Our findings underscore once more that patients have to be informed that even after long-term remission of acromegaly the acral overgrowth persists. Besides esthetic concerns this may most likely lead to joint related symptoms and impaired movement, thus impairment in everyday activity and reduced quality of life [3]. Early stage counseling and hand therapy can be embedded as part of the treatment process and follow-up.

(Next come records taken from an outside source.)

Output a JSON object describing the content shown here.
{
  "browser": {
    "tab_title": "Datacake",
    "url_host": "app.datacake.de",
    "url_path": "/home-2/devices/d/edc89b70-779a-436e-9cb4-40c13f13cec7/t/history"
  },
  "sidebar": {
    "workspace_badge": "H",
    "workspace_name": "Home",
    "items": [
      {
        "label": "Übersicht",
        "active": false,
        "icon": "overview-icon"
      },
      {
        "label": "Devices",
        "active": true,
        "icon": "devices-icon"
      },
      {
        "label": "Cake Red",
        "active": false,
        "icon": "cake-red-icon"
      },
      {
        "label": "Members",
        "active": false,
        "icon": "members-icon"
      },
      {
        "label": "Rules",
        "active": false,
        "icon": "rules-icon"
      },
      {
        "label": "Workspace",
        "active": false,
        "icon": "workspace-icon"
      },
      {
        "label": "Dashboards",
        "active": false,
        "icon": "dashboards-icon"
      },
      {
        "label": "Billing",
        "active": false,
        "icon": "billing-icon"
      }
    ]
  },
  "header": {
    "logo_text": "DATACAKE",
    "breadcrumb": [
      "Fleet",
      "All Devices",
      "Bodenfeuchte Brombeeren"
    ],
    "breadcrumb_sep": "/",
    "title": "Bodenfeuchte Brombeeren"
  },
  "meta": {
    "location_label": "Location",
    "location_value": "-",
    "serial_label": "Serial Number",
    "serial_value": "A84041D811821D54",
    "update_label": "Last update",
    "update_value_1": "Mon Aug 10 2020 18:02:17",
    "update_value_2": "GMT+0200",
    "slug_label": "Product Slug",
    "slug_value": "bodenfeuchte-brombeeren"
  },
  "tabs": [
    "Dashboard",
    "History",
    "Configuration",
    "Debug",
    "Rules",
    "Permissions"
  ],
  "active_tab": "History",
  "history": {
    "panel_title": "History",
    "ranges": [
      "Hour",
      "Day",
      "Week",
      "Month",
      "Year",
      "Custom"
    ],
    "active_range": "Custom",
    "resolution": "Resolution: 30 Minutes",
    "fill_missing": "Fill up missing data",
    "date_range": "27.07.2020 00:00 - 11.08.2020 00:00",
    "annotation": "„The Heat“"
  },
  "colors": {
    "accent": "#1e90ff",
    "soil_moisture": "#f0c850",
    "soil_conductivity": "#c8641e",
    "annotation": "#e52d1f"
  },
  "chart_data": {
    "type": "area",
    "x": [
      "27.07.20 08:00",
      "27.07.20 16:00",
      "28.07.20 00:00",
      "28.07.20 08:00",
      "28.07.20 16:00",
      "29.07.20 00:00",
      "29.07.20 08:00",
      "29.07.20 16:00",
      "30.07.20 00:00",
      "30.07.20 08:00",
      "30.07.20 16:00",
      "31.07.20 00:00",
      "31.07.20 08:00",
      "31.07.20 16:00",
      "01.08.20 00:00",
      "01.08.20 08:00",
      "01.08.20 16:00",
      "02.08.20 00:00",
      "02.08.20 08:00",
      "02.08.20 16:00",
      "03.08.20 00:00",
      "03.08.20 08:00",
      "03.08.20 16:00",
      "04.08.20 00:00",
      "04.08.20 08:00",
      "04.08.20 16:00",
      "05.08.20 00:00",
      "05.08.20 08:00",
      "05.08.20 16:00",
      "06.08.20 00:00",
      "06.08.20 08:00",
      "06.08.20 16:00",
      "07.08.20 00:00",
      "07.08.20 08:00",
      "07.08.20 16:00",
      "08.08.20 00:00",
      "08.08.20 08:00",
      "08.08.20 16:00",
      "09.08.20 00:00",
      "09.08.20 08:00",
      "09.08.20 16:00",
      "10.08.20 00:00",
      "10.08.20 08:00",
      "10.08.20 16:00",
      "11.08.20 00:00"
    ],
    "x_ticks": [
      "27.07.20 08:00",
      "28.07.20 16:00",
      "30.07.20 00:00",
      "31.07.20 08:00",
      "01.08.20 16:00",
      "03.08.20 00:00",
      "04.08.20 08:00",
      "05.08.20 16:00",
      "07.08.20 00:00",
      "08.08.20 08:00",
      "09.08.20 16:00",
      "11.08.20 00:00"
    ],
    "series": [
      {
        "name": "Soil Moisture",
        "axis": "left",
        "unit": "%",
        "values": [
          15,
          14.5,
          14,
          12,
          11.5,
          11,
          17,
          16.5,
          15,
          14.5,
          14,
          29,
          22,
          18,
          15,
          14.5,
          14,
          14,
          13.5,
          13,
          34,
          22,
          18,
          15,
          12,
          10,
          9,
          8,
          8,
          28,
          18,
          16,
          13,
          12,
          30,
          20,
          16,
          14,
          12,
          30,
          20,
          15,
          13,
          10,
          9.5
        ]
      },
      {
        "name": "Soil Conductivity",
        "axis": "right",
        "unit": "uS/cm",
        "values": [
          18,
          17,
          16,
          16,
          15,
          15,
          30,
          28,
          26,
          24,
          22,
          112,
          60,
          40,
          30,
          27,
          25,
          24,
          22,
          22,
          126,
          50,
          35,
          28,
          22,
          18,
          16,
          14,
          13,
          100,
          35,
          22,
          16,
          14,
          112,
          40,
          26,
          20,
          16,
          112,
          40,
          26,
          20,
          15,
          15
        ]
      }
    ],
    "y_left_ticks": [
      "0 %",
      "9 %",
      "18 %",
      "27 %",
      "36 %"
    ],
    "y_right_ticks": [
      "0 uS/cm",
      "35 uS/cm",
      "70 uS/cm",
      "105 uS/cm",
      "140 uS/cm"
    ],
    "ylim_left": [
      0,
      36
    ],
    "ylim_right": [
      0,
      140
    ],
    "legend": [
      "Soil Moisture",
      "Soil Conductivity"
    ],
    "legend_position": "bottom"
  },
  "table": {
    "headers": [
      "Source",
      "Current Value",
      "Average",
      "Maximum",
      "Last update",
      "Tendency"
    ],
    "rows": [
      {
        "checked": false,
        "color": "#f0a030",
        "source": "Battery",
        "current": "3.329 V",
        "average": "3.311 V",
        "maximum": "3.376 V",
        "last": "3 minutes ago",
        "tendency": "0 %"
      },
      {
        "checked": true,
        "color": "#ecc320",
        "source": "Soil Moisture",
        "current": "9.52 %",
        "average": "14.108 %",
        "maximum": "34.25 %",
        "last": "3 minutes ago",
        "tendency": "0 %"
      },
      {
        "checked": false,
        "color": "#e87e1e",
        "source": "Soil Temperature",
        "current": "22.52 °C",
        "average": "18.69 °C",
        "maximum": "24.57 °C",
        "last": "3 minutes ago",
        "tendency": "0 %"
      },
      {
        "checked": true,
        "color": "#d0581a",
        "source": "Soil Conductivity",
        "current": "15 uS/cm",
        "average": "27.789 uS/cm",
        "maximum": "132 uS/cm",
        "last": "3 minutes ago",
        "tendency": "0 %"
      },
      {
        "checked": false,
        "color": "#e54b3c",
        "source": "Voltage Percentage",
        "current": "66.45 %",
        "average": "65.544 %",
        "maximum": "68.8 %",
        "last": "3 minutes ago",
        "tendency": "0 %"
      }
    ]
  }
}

Furthermore, since the technique of 3D stereophotogrammetry of the hand is fast, accurate, relatively easy to perform, and harmless for the patient [10-12], it is a very promising technique for the follow-up of patients in both clinical and research settings. For acromegaly at present only blood values of IGF-1 and GH are recommended to detect possible disease activity and to evaluate the results of therapy or possible complications in the follow-up period [19]. However, especially during medical therapy, these values may not adequately reflect disease activity in peripheral tissues [20]. Using the 3D imaging technique, it is possible to compare different treatment options and their effect on soft tissues. Furthermore, the technique offers an additional patient-friendly method that could be easily used to investigate possible recurrences in an early state if laboratory measurements are conflicting. Although we have now demonstrated that acral overgrowth of the soft tissue of the hands is not completely reversible after long-term remission, it is still unknown whether it is at least partially reversible after remission and how long the process of remodeling takes. Longitudinal prospective studies are required to evaluate of what extent the acral overgrowth is reversible after remission and how different treatment modalities for acromegaly affect acral overgrowth.